Серый отметил, что при виде узкого лезвия заточки в расширенных зрачках парня застыл неподдельный ужас.
— Что вы от меня хотите? — голос скупщика антиквариата заметно дрогнул. Парень догадывался, что находится в одном шаге от смерти. Теперь он точно знал, как она выглядит: чуть выше среднего роста, в темной маске. Остального не разобрать — полумрак.
— Ты знаешь, что случается с твоими коллегами, которые плохо ведут себя?
— Д-да.
— Это хорошо, значит, не нужно ничего объяснять, — спокойно проговорил Серый, пощекотав острием заточки сонную артерию жертвы. — А теперь тихонечко, без всяких необдуманных телодвижений, спускайся вниз. Я не чемпион по стрельбе, но уверяю, с двух метров я обычно не промахиваюсь. — Он показал перекупщику пистолет с глушителем.
— Я вас понял, — часто закивал парень и, едва сгибая в коленях онемевшие ноги, пошел вниз.
Когда молчаливая процессия очутилась во дворе, Гончар открыл дверцу машины, а Серый затолкнул пленника в салон. Гончар пристроился рядом. Серый, не теряя ни секунды, сел за руль. «Девятка», взвизгнув шинами, мгновенно отъехала от подъезда.
— Голову ему наклони, чтобы не зыркал, — распорядился Серый, снимая с лица маску. — Вот так.
— Может, он у меня по дороге еще и отсосет, я могу и ширинку расстегнуть, — хохотнул Гончар.
— Оставь, — оборвал Серый. — Я вижу, что он парень с понятиями, зачем его обижать? — Он свернул в безлюдный переулочек и заглушил мотор. — А теперь давай поговорим по-свойски. Сколько у тебя баксов?
— У меня две тысячи… в кармане. Больше ничего нет, клянусь вам.
— Ай-яй-яй! — разочарованно протянул Серый. — Я был о тебе куда лучшего мнения. Такой солидный человек — и целыми днями простаивает на улице из-за каких-то двух тысяч баксов. А ведь сейчас холодно, зря ты не бережешь себя, — протянул он сочувственно, — так ведь и яйца отморозить можно… Придется тебя обшмонать на предмет наличия теплого белья…
— Ха-ха-ха! — Гончар, ткнув протянутый ему «вальтер» в лоб пленнику, бесцеремонно вывернул его карманы. — Голову не поднимай! — прошипел он.
В салон щедро просыпалась денежная мелочь, звонко бряцнула связка ключей.
— А вот и заначка, — удовлетворенно протянул Гончар. — Ровно две штуки баксов, я сосчитал.
— Пошуруй еще, — сердито распорядился Серый. — Наверняка этот хмырь остальное еще куда-нибудь заныкал.
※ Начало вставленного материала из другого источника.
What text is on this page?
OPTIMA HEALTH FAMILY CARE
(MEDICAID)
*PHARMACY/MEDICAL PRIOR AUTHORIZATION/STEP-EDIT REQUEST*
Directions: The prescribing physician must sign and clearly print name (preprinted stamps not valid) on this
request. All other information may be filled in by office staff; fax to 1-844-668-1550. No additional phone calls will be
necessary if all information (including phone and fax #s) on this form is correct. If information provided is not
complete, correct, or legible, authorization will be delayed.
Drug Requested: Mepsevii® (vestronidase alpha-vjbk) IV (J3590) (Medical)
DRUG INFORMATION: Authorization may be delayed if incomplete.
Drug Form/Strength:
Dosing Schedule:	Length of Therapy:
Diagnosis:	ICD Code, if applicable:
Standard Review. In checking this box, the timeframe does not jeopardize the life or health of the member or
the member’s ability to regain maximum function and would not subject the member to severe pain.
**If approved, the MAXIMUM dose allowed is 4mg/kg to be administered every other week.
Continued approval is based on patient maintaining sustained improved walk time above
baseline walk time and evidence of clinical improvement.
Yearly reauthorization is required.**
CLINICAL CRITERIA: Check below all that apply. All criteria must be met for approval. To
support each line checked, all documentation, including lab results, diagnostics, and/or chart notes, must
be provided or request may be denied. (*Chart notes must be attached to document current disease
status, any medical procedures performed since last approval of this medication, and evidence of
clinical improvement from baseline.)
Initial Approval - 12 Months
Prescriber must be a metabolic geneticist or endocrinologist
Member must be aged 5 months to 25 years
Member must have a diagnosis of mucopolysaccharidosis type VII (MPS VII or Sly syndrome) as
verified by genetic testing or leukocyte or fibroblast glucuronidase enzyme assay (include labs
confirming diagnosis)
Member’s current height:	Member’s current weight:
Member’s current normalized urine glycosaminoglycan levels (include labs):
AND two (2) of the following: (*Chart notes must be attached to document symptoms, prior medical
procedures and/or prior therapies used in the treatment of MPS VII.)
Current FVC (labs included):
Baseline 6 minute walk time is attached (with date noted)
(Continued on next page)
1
За подкладкой куртки посмотри. Они, суки, любят туда «капусту» прятать.
— Точно, что-то есть, — радостно воскликнул Гончар, пошарив ладонью за подкладкой. — Только как туда добраться?
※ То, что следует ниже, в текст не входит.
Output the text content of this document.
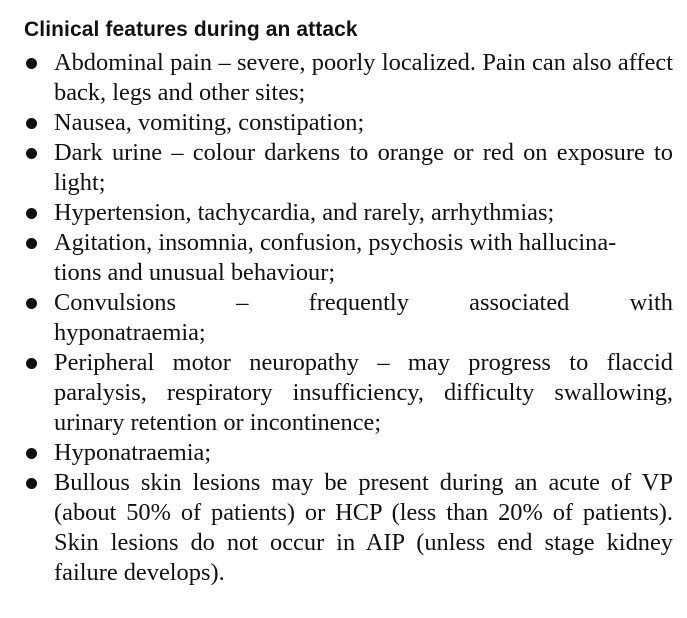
Clinical features during an attack
Abdominal pain – severe, poorly localized. Pain can also affect back, legs and other sites;
Nausea, vomiting, constipation;
Dark urine – colour darkens to orange or red on exposure to light;
Hypertension, tachycardia, and rarely, arrhythmias;
Agitation, insomnia, confusion, psychosis with hallucina-
tions and unusual behaviour;
Convulsions – frequently associated with
hyponatraemia;
Peripheral motor neuropathy – may progress to flaccid paralysis, respiratory insufficiency, difficulty swallowing, urinary retention or incontinence;
Hyponatraemia;
Bullous skin lesions may be present during an acute of VP (about 50% of patients) or HCP (less than 20% of patients). Skin lesions do not occur in AIP (unless end stage kidney failure develops).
— На! — Серый сунул ему заточку, а пистолет забрал себе.
Послышался треск распарываемой ткани.
— Куртка, — взмолился валютчик. — Она дорогая.
Гончар хохотнул:
— Ну что за народ! Что за скряги! Может, он через минуту сдохнет, а о барахлишке печется… Ну, бля буду, повезло! — выдохнул он восторженно. — Да здесь не меньше десяти штук баксов припрятано!.. Ого, тут и кольцо с бриллиантиком. Послушай, — Гончар подмигнул Серому, — а может, нам с тобой тоже в антикварщики переквалифицироваться? Работка у них не хилая. Стоишь где-то на углу, с девахами мило беседуешь, на вечерок договариваешься, а денежки сами в карман сыплются. Не хило, а?
Наблюдая в зеркальце заднего вида, как напарник рассовывает добычу по карманам, Серый поморщился:
— Чем языком попусту болтать, лучше дай барыге понять, что он очень меня расстроил. Объясни, что я терпеть не могу хронических врунов. И вообще, пусть знает, что с такими серьезными людьми, как мы, так себя не ведут. Можно заработать большие неприятности.
Гончар негромко хохотнул и с коротким замахом ткнул рукоятью заточки в скулу пленнику.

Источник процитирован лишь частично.